Encyclopedia of Latin American History and Culture is a comprehensive reference work, with over 5,000 articles by specialists in Latin American history, politics, and culture. The first edition of the encyclopedia comprises five print volumes, edited by Barbara Tenenbaum of the Hispanic Division of the Library of Congress. A second edition in 2008 comprises six volumes, edited by Jay Kinsbruner and Erick Langer, in print and electronic format. There are lengthy, comprehensive articles, as well as shorter topical ones. Three thousand biographical sketches of important Latin Americans range from the prehispanic era to the late twentieth-century from all parts of Latin America. There are a large number of illustrations and maps. In addition, there is large index to the set, and cross-referencing within articles. Reviewer Thomas E. Skidmore says, "The publication of this Encyclopedia is a landmark in the development of Latin American Studies in the English-speaking world.
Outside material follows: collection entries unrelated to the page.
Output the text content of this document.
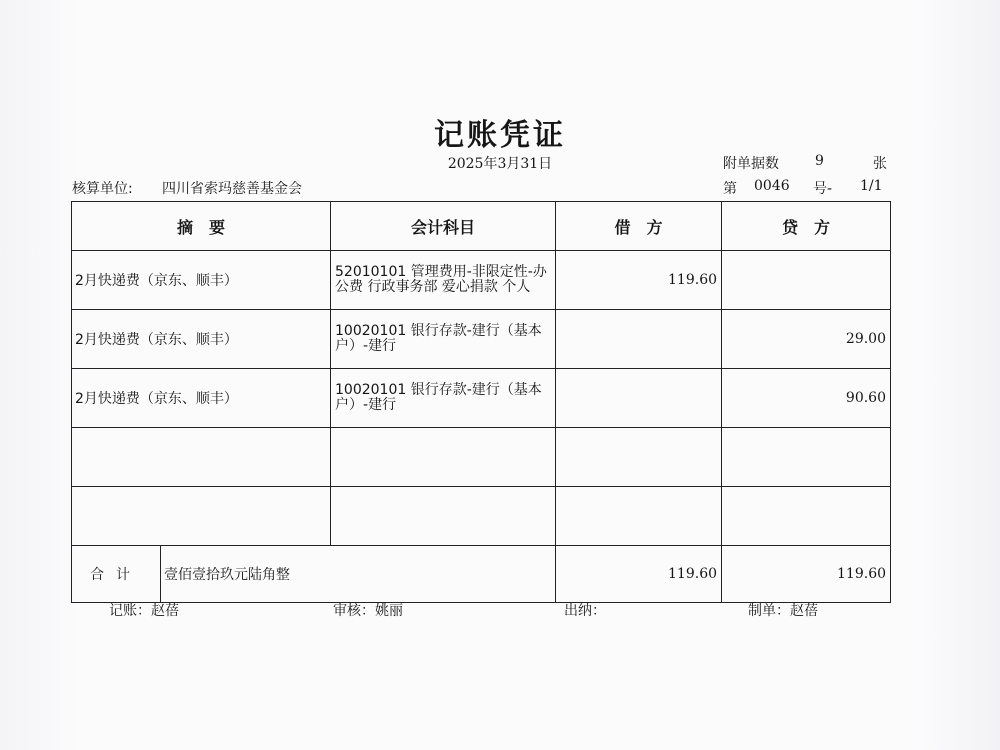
记账凭证
2025年3月31日
核算单位: 四川省索玛慈善基金会
附单据数	9	张
第 0046 号- 1/1
摘　要		会计科目	借　方	贷　方
2月快递费（京东、顺丰）		52010101 管理费用-非限定性-办公费 行政事务部 爱心捐款 个人	119.60	
2月快递费（京东、顺丰）		10020101 银行存款-建行（基本户）-建行		29.00
2月快递费（京东、顺丰）		10020101 银行存款-建行（基本户）-建行		90.60

合计	壹佰壹拾玖元陆角整		119.60	119.60
记账：赵蓓	审核：姚丽	出纳：	制单：赵蓓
It gives convincing evidence of maturity of the field." Another reviewer praised it for "its focus on Latin America, is an ideal compromise between national and universal encyclopedias." It was reviewed in a number of other journals. Its editor won the Waldo G. Leland Prize "awarded every five years for the most outstanding reference work in history. The project was praised for providing information on individuals, culture, and institutions, which went well beyond the famous ones."